"In the early days, TV was in black and white," Whoopi Goldberg said as she presented the Groundbreaking Award to the cast of "In Living Color" at the TV Land Awards earlier this month.
"But let's be honest," she went on. "It was really more white than black. But in 1990, a new show changed the face of television, not to mention comedy."
Created by actor/writer Keenen Ivory Wayans, the sketch comedy series "In Living Color" ran on Fox from 1990-1994, and "brought a new multiculturalism to the primetime variety genre, which basically means there was nothing like it on television anywhere," continued Goldberg.
"With a bold, comedic edge, hip-hop energy and streetwise sensibility, it not only shattered stereotypes, it shattered everybody's idea of what sketch comedy was and could be, and more importantly, what it was supposed to look like," she said. "It was the ultimate water-cooler show because when you see old white men sitting around talking about 'two snaps up,' it meant somebody was watching."
"In Living Color" was a family affair - brothers Keenen and Damon Wayans created, wrote and starred in the program, which also starred their sister, Kim. The series launched the careers of Jim Carrey, Jamie Foxx and David Alan Grier, and characters such as Fire Marshall Bill, Homey D. Clown, and Blaine & Antoine from the "Men on Films" sketches have since become part of American pop culture.
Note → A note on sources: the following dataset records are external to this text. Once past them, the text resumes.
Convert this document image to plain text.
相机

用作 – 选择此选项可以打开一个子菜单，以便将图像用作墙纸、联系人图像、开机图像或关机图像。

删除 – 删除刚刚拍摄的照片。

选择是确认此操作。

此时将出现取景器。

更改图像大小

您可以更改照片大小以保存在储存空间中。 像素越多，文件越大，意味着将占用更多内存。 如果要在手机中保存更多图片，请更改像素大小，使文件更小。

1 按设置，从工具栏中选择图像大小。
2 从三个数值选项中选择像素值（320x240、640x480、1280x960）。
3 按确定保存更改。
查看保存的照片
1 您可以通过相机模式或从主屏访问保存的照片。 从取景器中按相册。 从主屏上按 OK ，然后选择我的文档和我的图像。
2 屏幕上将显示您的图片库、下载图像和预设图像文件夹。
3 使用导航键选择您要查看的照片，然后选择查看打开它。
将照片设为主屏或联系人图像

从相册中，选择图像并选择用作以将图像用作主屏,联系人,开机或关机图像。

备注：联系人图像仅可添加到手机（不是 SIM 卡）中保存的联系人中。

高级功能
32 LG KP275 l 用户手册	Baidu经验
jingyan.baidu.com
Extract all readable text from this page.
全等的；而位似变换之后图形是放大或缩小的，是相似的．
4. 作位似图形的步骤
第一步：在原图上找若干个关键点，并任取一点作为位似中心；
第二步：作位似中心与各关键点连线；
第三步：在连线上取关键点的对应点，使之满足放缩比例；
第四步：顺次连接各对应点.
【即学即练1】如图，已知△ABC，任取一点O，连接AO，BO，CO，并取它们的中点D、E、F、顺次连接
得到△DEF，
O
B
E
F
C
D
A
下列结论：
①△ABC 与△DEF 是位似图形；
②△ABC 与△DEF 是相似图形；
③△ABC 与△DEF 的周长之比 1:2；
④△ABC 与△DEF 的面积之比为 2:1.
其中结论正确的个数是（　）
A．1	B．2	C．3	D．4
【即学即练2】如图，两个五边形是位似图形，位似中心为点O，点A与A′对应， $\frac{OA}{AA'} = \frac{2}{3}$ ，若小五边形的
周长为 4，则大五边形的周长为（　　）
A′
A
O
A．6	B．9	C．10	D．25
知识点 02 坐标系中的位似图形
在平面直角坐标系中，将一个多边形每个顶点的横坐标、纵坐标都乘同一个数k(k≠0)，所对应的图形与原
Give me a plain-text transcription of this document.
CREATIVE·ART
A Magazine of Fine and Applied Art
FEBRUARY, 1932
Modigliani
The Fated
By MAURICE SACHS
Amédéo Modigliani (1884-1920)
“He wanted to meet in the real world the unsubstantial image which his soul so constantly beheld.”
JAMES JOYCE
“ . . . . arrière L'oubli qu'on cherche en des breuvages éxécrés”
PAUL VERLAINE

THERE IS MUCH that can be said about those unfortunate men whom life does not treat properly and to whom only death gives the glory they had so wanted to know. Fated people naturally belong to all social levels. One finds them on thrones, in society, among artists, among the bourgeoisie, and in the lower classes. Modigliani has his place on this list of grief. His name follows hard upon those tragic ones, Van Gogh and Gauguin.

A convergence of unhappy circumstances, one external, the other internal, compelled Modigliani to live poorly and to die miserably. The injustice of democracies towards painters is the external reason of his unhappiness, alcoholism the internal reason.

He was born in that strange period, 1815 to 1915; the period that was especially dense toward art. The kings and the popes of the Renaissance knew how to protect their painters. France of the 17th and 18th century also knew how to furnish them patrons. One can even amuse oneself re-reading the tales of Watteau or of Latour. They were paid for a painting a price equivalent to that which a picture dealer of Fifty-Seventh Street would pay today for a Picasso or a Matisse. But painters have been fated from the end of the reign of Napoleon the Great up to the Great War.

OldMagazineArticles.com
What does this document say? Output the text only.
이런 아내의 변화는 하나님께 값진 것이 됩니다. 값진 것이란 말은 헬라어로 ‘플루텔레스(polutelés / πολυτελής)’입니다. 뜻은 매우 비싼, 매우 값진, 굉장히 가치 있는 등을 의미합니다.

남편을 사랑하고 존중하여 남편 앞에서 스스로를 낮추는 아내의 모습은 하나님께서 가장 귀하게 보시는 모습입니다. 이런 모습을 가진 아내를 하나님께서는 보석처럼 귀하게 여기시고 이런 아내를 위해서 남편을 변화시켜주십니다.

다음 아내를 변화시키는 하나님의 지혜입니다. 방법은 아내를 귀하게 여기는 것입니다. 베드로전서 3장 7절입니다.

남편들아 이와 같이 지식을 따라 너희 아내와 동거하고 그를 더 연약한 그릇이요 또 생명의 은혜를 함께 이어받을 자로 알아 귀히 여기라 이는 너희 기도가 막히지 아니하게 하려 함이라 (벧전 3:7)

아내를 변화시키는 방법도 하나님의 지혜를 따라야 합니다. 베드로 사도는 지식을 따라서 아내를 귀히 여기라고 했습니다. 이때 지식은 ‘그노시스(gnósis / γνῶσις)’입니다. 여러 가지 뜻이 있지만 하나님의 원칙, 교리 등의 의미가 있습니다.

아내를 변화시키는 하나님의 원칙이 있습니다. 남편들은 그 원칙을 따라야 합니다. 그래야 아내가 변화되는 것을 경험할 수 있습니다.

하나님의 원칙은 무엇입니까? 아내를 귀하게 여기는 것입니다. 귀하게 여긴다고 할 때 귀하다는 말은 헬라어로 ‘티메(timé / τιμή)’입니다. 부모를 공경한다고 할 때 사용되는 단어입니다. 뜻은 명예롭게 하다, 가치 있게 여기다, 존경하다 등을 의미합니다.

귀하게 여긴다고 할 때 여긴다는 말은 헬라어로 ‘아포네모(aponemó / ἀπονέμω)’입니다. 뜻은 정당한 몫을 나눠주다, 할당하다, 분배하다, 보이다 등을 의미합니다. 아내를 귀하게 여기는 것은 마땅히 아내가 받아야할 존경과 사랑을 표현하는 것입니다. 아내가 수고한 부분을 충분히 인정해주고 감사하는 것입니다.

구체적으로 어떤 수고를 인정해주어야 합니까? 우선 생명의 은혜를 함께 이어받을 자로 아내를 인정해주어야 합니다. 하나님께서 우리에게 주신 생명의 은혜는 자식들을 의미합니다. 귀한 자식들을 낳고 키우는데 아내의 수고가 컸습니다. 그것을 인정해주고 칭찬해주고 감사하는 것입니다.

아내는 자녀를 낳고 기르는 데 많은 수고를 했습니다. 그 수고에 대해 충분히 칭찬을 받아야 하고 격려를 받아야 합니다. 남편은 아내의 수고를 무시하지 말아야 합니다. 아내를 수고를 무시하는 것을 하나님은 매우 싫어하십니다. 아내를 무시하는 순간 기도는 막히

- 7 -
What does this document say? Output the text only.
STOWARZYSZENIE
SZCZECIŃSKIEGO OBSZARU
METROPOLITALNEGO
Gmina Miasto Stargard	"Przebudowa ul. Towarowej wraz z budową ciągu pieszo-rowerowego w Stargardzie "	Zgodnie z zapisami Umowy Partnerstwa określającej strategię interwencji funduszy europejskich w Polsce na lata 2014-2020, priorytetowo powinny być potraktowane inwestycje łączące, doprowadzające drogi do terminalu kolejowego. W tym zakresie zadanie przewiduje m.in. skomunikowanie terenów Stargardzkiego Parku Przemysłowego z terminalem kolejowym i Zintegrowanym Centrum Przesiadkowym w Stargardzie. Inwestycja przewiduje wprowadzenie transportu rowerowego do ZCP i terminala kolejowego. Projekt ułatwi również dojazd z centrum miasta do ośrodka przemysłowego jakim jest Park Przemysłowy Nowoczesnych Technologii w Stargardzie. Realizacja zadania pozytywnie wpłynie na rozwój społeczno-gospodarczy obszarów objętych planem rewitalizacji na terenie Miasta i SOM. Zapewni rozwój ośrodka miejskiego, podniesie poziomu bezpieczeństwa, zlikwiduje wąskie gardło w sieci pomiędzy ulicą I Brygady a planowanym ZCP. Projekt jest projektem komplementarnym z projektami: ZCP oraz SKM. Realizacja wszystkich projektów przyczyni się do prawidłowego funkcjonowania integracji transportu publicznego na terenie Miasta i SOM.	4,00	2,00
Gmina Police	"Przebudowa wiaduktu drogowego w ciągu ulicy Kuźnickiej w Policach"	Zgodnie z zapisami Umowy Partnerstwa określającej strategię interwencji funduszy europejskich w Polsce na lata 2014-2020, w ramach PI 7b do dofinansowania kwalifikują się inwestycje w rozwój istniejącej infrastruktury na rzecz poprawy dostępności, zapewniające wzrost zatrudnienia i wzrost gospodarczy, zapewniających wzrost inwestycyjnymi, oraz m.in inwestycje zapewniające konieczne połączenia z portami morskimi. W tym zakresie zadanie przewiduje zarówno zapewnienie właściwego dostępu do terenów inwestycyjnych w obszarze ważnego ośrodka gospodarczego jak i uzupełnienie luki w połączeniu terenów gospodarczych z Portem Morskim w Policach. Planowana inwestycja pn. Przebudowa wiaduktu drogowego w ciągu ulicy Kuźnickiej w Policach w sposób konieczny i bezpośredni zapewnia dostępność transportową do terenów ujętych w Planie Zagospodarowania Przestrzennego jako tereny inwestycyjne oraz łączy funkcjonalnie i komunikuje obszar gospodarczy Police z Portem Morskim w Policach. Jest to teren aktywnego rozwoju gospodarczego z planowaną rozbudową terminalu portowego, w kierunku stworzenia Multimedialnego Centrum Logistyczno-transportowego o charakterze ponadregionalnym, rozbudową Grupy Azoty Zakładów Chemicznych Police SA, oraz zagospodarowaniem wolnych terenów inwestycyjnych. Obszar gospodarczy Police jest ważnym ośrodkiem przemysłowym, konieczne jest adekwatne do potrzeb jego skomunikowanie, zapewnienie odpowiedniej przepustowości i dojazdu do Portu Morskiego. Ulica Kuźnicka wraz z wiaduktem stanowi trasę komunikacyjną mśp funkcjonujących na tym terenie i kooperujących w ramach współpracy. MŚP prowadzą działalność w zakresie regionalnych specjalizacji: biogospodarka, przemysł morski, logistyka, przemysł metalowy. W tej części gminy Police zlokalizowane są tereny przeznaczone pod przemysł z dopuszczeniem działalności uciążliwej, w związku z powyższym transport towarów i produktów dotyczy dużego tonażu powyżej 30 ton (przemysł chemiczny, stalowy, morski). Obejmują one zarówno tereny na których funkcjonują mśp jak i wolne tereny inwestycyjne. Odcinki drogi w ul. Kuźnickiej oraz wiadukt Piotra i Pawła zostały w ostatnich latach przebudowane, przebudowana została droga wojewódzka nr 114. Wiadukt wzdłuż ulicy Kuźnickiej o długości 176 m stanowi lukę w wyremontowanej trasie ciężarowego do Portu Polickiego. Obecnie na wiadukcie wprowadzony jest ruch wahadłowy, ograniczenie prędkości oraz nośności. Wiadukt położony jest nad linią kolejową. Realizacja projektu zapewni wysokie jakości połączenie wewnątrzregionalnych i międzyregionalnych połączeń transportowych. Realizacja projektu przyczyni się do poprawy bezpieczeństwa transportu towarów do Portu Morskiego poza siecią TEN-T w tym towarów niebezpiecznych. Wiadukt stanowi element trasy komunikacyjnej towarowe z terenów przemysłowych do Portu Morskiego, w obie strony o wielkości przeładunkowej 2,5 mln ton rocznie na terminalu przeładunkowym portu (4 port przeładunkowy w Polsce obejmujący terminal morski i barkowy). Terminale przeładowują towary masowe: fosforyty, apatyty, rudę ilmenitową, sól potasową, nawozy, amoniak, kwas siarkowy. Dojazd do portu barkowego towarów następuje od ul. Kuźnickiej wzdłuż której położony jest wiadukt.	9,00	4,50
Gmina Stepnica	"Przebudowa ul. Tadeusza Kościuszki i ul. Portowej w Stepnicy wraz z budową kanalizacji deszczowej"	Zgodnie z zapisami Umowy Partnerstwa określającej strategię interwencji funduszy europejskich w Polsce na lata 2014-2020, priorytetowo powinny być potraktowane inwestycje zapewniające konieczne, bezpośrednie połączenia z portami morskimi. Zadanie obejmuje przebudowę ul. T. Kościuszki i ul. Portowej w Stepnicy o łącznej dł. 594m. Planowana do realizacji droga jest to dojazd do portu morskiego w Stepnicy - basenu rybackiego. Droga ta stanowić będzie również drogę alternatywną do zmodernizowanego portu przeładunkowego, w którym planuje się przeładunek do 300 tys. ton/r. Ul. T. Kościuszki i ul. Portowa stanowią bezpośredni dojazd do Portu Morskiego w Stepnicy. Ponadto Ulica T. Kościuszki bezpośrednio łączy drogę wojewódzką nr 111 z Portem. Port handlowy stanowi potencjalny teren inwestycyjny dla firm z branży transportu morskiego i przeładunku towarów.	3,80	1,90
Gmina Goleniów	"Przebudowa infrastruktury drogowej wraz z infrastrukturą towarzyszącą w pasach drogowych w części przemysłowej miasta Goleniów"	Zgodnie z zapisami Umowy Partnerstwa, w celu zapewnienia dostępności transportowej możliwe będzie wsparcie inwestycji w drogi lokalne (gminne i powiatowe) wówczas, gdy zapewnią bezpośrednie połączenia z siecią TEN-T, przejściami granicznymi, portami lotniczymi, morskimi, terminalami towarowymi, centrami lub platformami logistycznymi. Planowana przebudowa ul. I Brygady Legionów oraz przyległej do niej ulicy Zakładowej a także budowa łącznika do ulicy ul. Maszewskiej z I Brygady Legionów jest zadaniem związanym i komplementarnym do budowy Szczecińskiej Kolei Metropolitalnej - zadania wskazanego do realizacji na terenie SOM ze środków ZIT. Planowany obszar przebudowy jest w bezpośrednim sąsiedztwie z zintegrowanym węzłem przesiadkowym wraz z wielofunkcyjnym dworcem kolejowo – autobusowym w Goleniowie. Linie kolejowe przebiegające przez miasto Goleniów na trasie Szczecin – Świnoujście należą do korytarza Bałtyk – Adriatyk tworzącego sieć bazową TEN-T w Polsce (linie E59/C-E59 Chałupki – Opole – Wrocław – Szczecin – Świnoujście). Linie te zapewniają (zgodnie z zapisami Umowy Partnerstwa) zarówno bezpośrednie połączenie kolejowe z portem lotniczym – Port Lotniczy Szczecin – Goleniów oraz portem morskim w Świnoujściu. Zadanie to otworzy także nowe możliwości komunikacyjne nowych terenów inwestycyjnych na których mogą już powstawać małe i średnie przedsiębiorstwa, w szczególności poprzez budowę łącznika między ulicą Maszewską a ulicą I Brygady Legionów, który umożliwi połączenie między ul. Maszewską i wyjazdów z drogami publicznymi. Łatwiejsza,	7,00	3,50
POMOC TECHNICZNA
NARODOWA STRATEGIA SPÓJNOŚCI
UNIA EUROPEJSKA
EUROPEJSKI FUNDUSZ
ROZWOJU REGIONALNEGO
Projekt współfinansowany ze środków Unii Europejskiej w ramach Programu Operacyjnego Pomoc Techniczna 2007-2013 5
Most of the cast attended the awards ceremony, though Foxx was noticeably absent, as well as several members of "In Living Color's" in-house dance troupe, The Fly Girls. (Nope, former Fly Girl Jennifer Lopez didn't attend.)
"This is truly an honor to accept this award," said Keenen Ivory Wayans, "and an even greater honor to be back together with all these talented people.
"We were just a bunch of, ah, geniuses," he joked before adding, "no, we were just a bunch of young kids who had an opportunity to be funny. There was no great intention behind it other than to come to work every day and have fun and give what we had to an audience who had never seen what we had before."
David Alan Grier recalled that he "loved doing the show," to the point that he can't remember missing a day of work, and Jim Carrey also took a moment to reflect.
"This is a tsunami, a wave, a crest of talent I feel so incredibly lucky to have been sucked up into," the actor said. "It was bigger than us, and we all knew that... we had every experience under the rainbow in this show. We laughed, we cried, we broke down walls, and eventually we elected a president."
Kim Wayans added that the show "was such an amazing ride for us. I knew we were doing something special back then. The fact that the show is still popular in reruns after all these years is really a testament to the creative, comedic brilliance of my big brother, Keenen Ivory Wayans; and I want to say thank you."
And, she added, "on behalf of Shawn Wayans, Marlon Wayans, Kim Wayans and David Wayans, I say thank you for upholding the wonderful Hollywood tradition of nepotism."
The classic sketch program is being rebooted, with Keenen Ivory Wayans serving as executive producer. Fox is set to shoot the pilot episode in the coming weeks with a cast of newcomers.
The TV Land Awards will air on April 29.